Unlike a typical predator of large animals, the teeth of Guizhouichthyosaurus are rather small and do not have cutting edges, suitable for holding on to prey items like cephalopods. Nevertheless, the Guizhouichthyosaurus sp. specimen XNGM-WS-50-R4 contains the torso and limbs of the thalattosaur Xinpusaurus, another marine reptile. The thalattosaur was estimated by Jiang and colleagues to have been approximately 4 m long when complete compared to the 4.8 m long ichthyosaur, and about one seventh of the predator's mass. The authors noted that Guizhouichthyosaurus appeared to be an apex predator, and predation upon large animals was likely more common among marine reptiles than previously thought. Jiang and colleagues considered it most likely that the thalattosaur was killed by the ichthyosaur, due to its completeness and the scarcity of marine carrion. 23 m away from the skeletons, a tail potentially belonging to the consumed thalattosaur was found. As the thalattosaur skeleton shows little evidence of digestion, and the neck of the ichthyosaur appears to have been broken, Jiang and colleagues hypothesized that soon after eating its prey, the ichthyosaur died.

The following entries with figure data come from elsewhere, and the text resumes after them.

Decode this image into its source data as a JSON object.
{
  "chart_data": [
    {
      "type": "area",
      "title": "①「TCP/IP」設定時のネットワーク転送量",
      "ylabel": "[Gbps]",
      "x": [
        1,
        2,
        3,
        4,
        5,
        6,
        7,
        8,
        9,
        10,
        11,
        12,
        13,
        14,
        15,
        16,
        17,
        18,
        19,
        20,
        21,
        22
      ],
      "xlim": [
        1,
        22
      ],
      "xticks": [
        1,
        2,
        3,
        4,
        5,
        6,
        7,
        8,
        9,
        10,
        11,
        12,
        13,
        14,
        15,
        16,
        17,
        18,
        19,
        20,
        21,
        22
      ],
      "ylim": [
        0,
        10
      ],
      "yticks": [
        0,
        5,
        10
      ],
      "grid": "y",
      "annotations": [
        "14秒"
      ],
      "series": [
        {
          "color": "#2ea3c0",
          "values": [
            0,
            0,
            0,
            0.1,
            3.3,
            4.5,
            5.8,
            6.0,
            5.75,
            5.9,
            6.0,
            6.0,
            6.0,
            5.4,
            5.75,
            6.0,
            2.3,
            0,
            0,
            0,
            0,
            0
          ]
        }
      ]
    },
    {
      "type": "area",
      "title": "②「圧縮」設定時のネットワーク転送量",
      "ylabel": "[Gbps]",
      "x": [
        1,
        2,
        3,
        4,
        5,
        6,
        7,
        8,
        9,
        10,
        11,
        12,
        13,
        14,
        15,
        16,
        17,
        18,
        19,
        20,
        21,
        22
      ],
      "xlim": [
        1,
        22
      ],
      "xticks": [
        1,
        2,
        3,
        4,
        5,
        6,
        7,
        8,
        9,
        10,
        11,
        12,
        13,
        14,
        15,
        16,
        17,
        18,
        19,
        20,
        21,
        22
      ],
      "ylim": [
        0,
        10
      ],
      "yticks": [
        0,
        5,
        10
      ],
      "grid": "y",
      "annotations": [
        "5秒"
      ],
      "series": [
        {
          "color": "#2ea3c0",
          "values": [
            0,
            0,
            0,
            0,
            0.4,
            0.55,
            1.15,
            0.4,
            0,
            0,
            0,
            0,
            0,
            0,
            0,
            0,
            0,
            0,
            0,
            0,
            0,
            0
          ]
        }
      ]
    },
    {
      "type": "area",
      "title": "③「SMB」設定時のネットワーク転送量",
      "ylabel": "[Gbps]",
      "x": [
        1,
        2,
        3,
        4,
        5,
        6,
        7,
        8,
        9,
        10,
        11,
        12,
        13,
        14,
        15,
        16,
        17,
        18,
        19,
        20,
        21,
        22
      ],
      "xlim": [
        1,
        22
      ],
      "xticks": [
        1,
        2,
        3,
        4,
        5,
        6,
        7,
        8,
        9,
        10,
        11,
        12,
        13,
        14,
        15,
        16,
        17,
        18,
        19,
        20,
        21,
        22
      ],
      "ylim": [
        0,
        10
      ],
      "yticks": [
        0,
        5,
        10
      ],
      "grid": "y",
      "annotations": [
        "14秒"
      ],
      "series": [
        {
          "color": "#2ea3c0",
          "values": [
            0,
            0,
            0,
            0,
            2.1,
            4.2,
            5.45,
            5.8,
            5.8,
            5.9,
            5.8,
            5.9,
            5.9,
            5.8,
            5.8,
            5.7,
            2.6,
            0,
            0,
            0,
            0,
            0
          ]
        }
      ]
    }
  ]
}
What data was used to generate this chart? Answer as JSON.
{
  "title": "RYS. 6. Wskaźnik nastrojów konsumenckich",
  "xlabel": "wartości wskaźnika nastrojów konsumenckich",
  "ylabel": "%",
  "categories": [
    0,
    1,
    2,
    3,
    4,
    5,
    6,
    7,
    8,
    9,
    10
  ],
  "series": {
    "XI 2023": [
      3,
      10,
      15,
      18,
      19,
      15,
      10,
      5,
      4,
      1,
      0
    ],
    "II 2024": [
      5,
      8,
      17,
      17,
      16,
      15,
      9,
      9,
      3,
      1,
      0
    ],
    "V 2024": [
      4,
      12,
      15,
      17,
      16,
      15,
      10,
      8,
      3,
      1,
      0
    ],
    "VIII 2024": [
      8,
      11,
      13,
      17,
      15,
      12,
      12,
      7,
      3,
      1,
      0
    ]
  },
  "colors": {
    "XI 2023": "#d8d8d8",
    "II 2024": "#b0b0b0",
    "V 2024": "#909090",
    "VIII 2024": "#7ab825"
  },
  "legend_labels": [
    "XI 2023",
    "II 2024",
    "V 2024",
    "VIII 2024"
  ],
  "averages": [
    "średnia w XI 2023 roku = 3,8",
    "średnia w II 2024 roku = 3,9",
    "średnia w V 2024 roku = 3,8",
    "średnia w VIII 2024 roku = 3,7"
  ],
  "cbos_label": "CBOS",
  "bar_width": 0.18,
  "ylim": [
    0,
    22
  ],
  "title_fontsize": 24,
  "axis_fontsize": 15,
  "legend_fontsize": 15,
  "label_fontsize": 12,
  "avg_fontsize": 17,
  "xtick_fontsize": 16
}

Jiang and colleagues noted that while teeth suited for grasping are useful in procuring cephalopods, they can also be used to hold prey underwater, thereby causing it to drown, as done by crocodiles. To detach the prey's head and tail, the researchers hypothesized that Guizhouichthyosaurus would have sharply twisted its head to tear them off, as done by orcas and crocodiles, which, like Guizhouichthyosaurus, also do not have teeth with cutting edges. The thalattosaur's trunk may have been swallowed in as many as four pieces, but it seems most likely that it was swallowed whole. Even though Guizhouichthyosaurus could not widen its skull, its gape was apparently sufficient to swallow the thalattosaur; its small shoulder bones also would have helped make it easier to swallow large animals by making the ribcage less constricted. Swallowing could have been accomplished using gravity above the water and inertia. However, Guizhouichthyosaurus ate other prey items as well, as evidenced by a G. tangae specimen preserving fish bones as well as some bivalves in its stomach region. Guizhouichthyosaurus was apparently a generalist feeder.